Where is the dividing line between an operating system and artificial intelligence? He describes an operating system as “simply the interface between you, a human, and the parts of the computer that process information. For example, Apple’s OS is functional computer window dressing that allows you to perform useful jobs with the computer’s processors, memory and other hardware. The OS isn’t intelligent.” Instead, Artificial Intelligence is a computer program or linked programs that perform acts of human-like intelligence in very narrow domains, such as search and navigation.

When asked if it is necessary for an entity to be self aware in order for it to be artificial intelligence, he said, “Artificial Intelligence is all around us – in our phones, our cars, our homes. It’s not self aware in any important sense. However, self-awareness may be necessary for AGI. In our own intelligence, self-awareness plays a large part. Our awareness of our bodies and minds and our environment impacts how we perform tasks, achieve goals, and learn. It remains to be seen if computers can emulate our intelligent behavior without self awareness. It may be possible. Probably it’ll be necessary for the computer to have some kind of self-awareness, for example, a mathematical model of itself and its environment.
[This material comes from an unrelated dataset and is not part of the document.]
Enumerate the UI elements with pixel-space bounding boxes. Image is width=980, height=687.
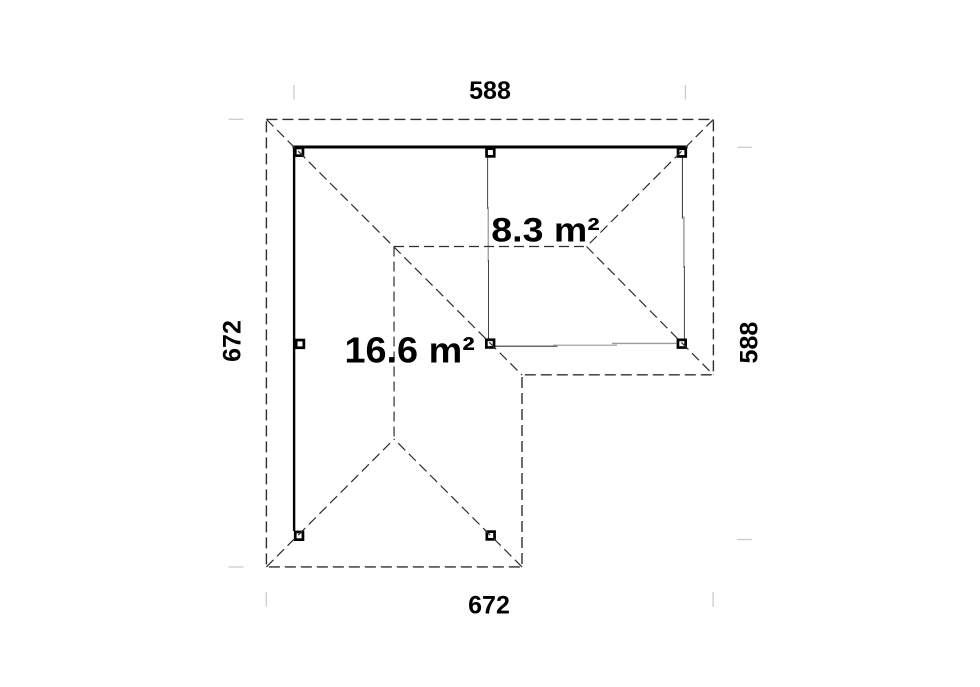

But will it have anything like real consciousness? Will it know it exists? Good questions. I believe we’ll create wildly intelligent aliens. That is, they’ll be super effective at intelligent tasks, but they’ll perform them differently than we do, and they won’t possess an inner life anything like ours. For example, an airplane doesn’t fly like a bird or have other qualities of a bird, but it accomplishes the same essential feat much faster and for much longer, under harsher conditions. In the same way, a superintelligent machine will outperform us in every cognitive dimension. But it won’t have our mammalian evolutionary inheritance of empathy, or love. It won’t have an inner life at all unless we program one in. And we don’t have any idea how to do that.”